Overthink is my middle name. Its a curse usually followed by a case of vapour lock. Don't disagree with anything you wrote there, but..... didn't I read some where that one of your fellow countrymen studied the ESA's movement with a strobe. He found that it was basically an on/off switch. So assuming I did actually read that somewhere and the ESA in question wasn't knackered, thats what makes me want to agree with Vic. Agreed that dampening is a good thing, its just that if the ESA isn't doing a good job of the "A" part and maybe at best it's delaying the inevitable shock by a nanosecond, then it isn't much of an improvement over just having a bunch of backlash in there. I honestly don't know, but I have an ESA installation coming up so find the subject interesting.
 

Bill Thomas

Well Known and Active Website User
VOC Member
There is a lot of people who have put a lot of miles on the old ESA,
We now know not to use the washer that locates the spring ends the way it was intended, Some just turn it around, But there is a better washer we can buy now.
I think in over 50 years, 17 years Racing I had the nut come loose once, And had a few broken springs.
Not so bad ?.
 

erik

Well Known and Active Website User
VOC Member
I would like to say that I have some experience with BMW gearboxes 5 speed from the seventies.
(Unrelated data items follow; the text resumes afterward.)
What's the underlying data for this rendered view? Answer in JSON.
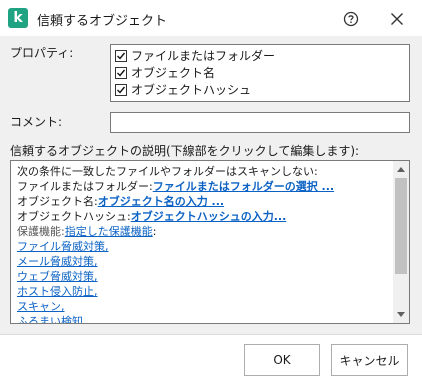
{
  "window": {
    "title": "信頼するオブジェクト",
    "logo_letter": "k"
  },
  "form": {
    "properties_label": "プロパティ:",
    "properties": [
      {
        "label": "ファイルまたはフォルダー",
        "checked": true
      },
      {
        "label": "オブジェクト名",
        "checked": true
      },
      {
        "label": "オブジェクトハッシュ",
        "checked": true
      }
    ],
    "comment_label": "コメント:",
    "comment_value": "",
    "description_label": "信頼するオブジェクトの説明(下線部をクリックして編集します):"
  },
  "description": {
    "line1": "次の条件に一致したファイルやフォルダーはスキャンしない:",
    "file_prefix": "ファイルまたはフォルダー:",
    "file_link": "ファイルまたはフォルダーの選択 ...",
    "name_prefix": "オブジェクト名:",
    "name_link": "オブジェクト名の入力 ...",
    "hash_prefix": "オブジェクトハッシュ:",
    "hash_link": "オブジェクトハッシュの入力...",
    "protect_prefix": "保護機能:",
    "protect_link": "指定した保護機能",
    "protect_suffix": ":",
    "components": [
      "ファイル脅威対策,",
      "メール脅威対策,",
      "ウェブ脅威対策,",
      "ホスト侵入防止,",
      "スキャン,",
      "ふるまい検知"
    ]
  },
  "buttons": {
    "ok": "OK",
    "cancel": "キャンセル"
  },
  "colors": {
    "accent": "#1fa383",
    "link": "#0b62c4"
  }
}
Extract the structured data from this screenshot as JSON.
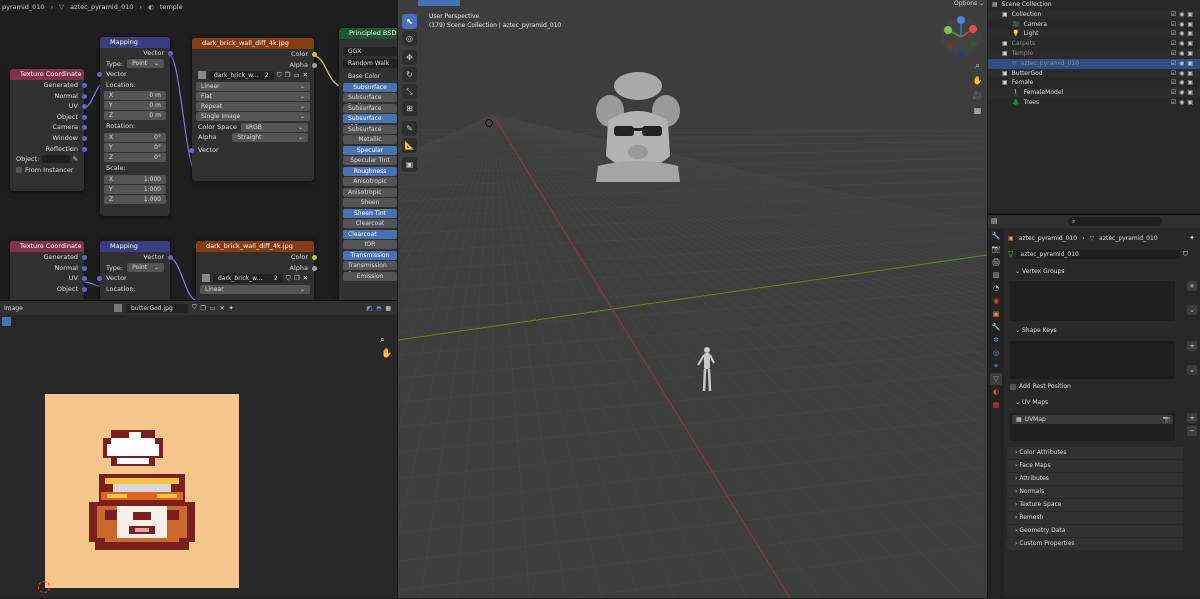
{
  "node_editor": {
    "breadcrumb": [
      "pyramid_010",
      "aztec_pyramid_010",
      "temple"
    ],
    "texcoord": {
      "title": "Texture Coordinate",
      "outputs": [
        "Generated",
        "Normal",
        "UV",
        "Object",
        "Camera",
        "Window",
        "Reflection"
      ],
      "object_label": "Object:",
      "from_instancer": "From Instancer"
    },
    "mapping": {
      "title": "Mapping",
      "out": "Vector",
      "type_label": "Type:",
      "type_value": "Point",
      "in": "Vector",
      "location": "Location:",
      "loc": [
        "0 m",
        "0 m",
        "0 m"
      ],
      "rotation": "Rotation:",
      "rot": [
        "0°",
        "0°",
        "0°"
      ],
      "scale": "Scale:",
      "scl": [
        "1.000",
        "1.000",
        "1.000"
      ],
      "axes": [
        "X",
        "Y",
        "Z"
      ]
    },
    "image_tex": {
      "title": "dark_brick_wall_diff_4k.jpg",
      "out_color": "Color",
      "out_alpha": "Alpha",
      "image_name": "dark_brick_w...",
      "users": "2",
      "interp": "Linear",
      "proj": "Flat",
      "ext": "Repeat",
      "source": "Single Image",
      "cs_label": "Color Space",
      "cs_value": "sRGB",
      "alpha_label": "Alpha",
      "alpha_value": "Straight",
      "in_vector": "Vector"
    },
    "bsdf": {
      "title": "Principled BSDF",
      "distribution": "GGX",
      "sss_method": "Random Walk",
      "rows": [
        "Base Color",
        "Subsurface",
        "Subsurface Radius",
        "Subsurface Co...",
        "Subsurface IOR",
        "Subsurface Aniso",
        "Metallic",
        "Specular",
        "Specular Tint",
        "Roughness",
        "Anisotropic",
        "Anisotropic Rotat",
        "Sheen",
        "Sheen Tint",
        "Clearcoat",
        "Clearcoat Rough",
        "IOR",
        "Transmission",
        "Transmission Ro",
        "Emission"
      ]
    },
    "texcoord2": {
      "title": "Texture Coordinate",
      "outputs": [
        "Generated",
        "Normal",
        "UV",
        "Object"
      ]
    },
    "mapping2": {
      "title": "Mapping",
      "out": "Vector",
      "type_label": "Type:",
      "type_value": "Point",
      "in": "Vector",
      "location": "Location:"
    },
    "image_tex2": {
      "title": "dark_brick_wall_diff_4k.jpg",
      "out_color": "Color",
      "out_alpha": "Alpha",
      "image_name": "dark_brick_w...",
      "users": "2",
      "interp": "Linear"
    }
  },
  "image_editor": {
    "mode": "Image",
    "image_name": "butterGod.jpg"
  },
  "viewport": {
    "view_name": "User Perspective",
    "collection_info": "(179) Scene Collection | aztec_pyramid_010",
    "options_label": "Options"
  },
  "outliner": {
    "rows": [
      {
        "label": "Scene Collection",
        "indent": 0
      },
      {
        "label": "Collection",
        "indent": 1
      },
      {
        "label": "Camera",
        "indent": 2
      },
      {
        "label": "Light",
        "indent": 2
      },
      {
        "label": "Carpets",
        "indent": 1
      },
      {
        "label": "Temple",
        "indent": 1
      },
      {
        "label": "aztec_pyramid_010",
        "indent": 2
      },
      {
        "label": "ButterGod",
        "indent": 1
      },
      {
        "label": "Female",
        "indent": 1
      },
      {
        "label": "FemaleModel",
        "indent": 2
      },
      {
        "label": "Trees",
        "indent": 2
      }
    ]
  },
  "properties": {
    "object_name": "aztec_pyramid_010",
    "mesh_name": "aztec_pyramid_010",
    "mesh_field": "aztec_pyramid_010",
    "vertex_groups": "Vertex Groups",
    "shape_keys": "Shape Keys",
    "add_rest_position": "Add Rest Position",
    "uv_maps": "UV Maps",
    "uv_map_item": "UVMap",
    "collapsed": [
      "Color Attributes",
      "Face Maps",
      "Attributes",
      "Normals",
      "Texture Space",
      "Remesh",
      "Geometry Data",
      "Custom Properties"
    ]
  },
  "colors": {
    "texcoord_header": "#83314a",
    "mapping_header": "#3c3c83",
    "image_header": "#863b11",
    "bsdf_header": "#1b5732",
    "selection": "#4772b3"
  }
}
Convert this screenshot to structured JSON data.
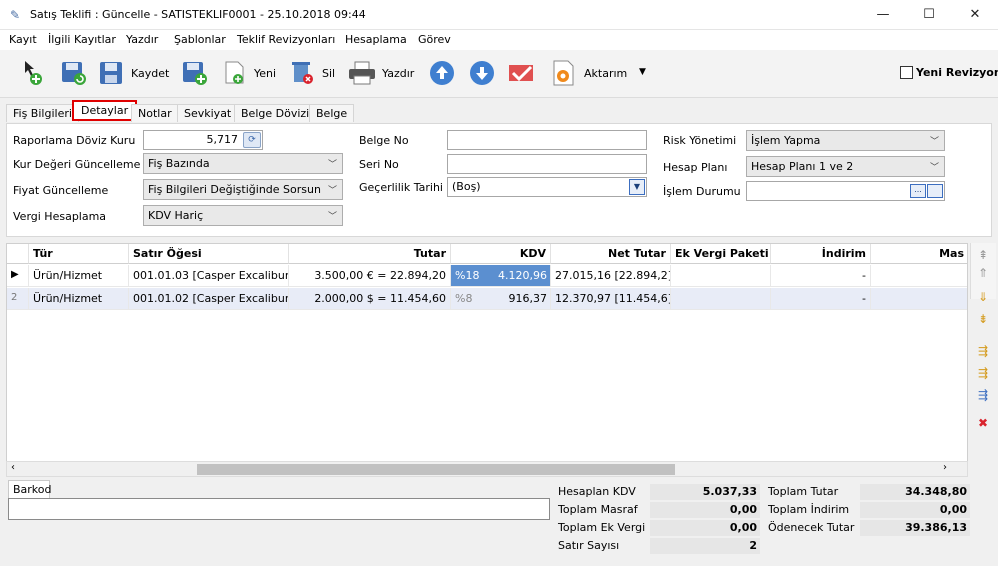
{
  "window": {
    "title": "Satış Teklifi : Güncelle - SATISTEKLIF0001 - 25.10.2018 09:44"
  },
  "menu": [
    "Kayıt",
    "İlgili Kayıtlar",
    "Yazdır",
    "Şablonlar",
    "Teklif Revizyonları",
    "Hesaplama",
    "Görev"
  ],
  "toolbar": {
    "save_label": "Kaydet",
    "new_label": "Yeni",
    "delete_label": "Sil",
    "print_label": "Yazdır",
    "export_label": "Aktarım",
    "new_revision_label": "Yeni Revizyon"
  },
  "tabs": [
    "Fiş Bilgileri",
    "Detaylar",
    "Notlar",
    "Sevkiyat",
    "Belge Dövizi",
    "Belge"
  ],
  "form": {
    "report_currency_label": "Raporlama Döviz Kuru",
    "report_currency_value": "5,717",
    "rate_update_label": "Kur Değeri Güncelleme",
    "rate_update_value": "Fiş Bazında",
    "price_update_label": "Fiyat Güncelleme",
    "price_update_value": "Fiş Bilgileri Değiştiğinde Sorsun",
    "tax_calc_label": "Vergi Hesaplama",
    "tax_calc_value": "KDV Hariç",
    "doc_no_label": "Belge No",
    "doc_no_value": "",
    "serial_no_label": "Seri No",
    "serial_no_value": "",
    "validity_label": "Geçerlilik Tarihi",
    "validity_value": "(Boş)",
    "risk_label": "Risk Yönetimi",
    "risk_value": "İşlem Yapma",
    "account_plan_label": "Hesap Planı",
    "account_plan_value": "Hesap Planı 1 ve 2",
    "status_label": "İşlem Durumu",
    "status_value": ""
  },
  "grid": {
    "headers": [
      "Tür",
      "Satır Öğesi",
      "Tutar",
      "KDV",
      "Net Tutar",
      "Ek Vergi Paketi",
      "İndirim",
      "Mas"
    ],
    "rows": [
      {
        "indicator": "▶",
        "type": "Ürün/Hizmet",
        "item": "001.01.03 [Casper Excalibur ...",
        "amount": "3.500,00 € = 22.894,20",
        "vat_rate": "%18",
        "vat": "4.120,96",
        "net": "27.015,16 [22.894,2]",
        "extra_tax": "",
        "discount": "-"
      },
      {
        "indicator": "2",
        "type": "Ürün/Hizmet",
        "item": "001.01.02 [Casper Excalibur ...",
        "amount": "2.000,00 $ = 11.454,60",
        "vat_rate": "%8",
        "vat": "916,37",
        "net": "12.370,97 [11.454,6]",
        "extra_tax": "",
        "discount": "-"
      }
    ]
  },
  "barcode": {
    "label": "Barkod",
    "value": ""
  },
  "totals": {
    "calc_vat_label": "Hesaplan KDV",
    "calc_vat": "5.037,33",
    "total_expense_label": "Toplam Masraf",
    "total_expense": "0,00",
    "total_extra_tax_label": "Toplam Ek Vergi",
    "total_extra_tax": "0,00",
    "row_count_label": "Satır Sayısı",
    "row_count": "2",
    "total_amount_label": "Toplam Tutar",
    "total_amount": "34.348,80",
    "total_discount_label": "Toplam İndirim",
    "total_discount": "0,00",
    "payable_label": "Ödenecek Tutar",
    "payable": "39.386,13"
  },
  "colors": {
    "accent_red": "#e00000",
    "selected_blue": "#5b8fd0",
    "row_alt": "#e8ecf7"
  }
}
I had never a problem with the esa ,but the rest of the gearbox was not very good engineerd.After less than 50000 miles the layshaft was for the bin and three idlers from the mainshaft ,too.Pitting on the pinions was although a problem.Changing gears was all the time very poor in relation to other motorcycles.BMW is not the benchmark to my mind.Regards Erik
 

Pushrod Twin

Well Known and Active Website User
VOC Member
I would like to say that I have some experience with BMW gearboxes 5 speed from the seventies. I had never a problem with the esa ,but the rest of the gearbox was not very good engineerd.After less than 50000 miles the layshaft was for the bin and three idlers from the mainshaft ,too.Pitting on the pinions was although a problem.Changing gears was all the time very poor in relation to other motorcycles.BMW is not the benchmark to my mind.Regards Erik
True. I had an example of the reputedly "indestructible" 4 speed /5 box in my R90S powered Earles Fork side car rig. I guess it was the combination of R90S horse power & side car work that broke the gears!
The cush drive went back into service!

Another point which has occurred to me is that the rounded tips of the Vincent ESA do appear to lend themselves to binding together, like two tapered wedges driven together. The BMW type cannot do that.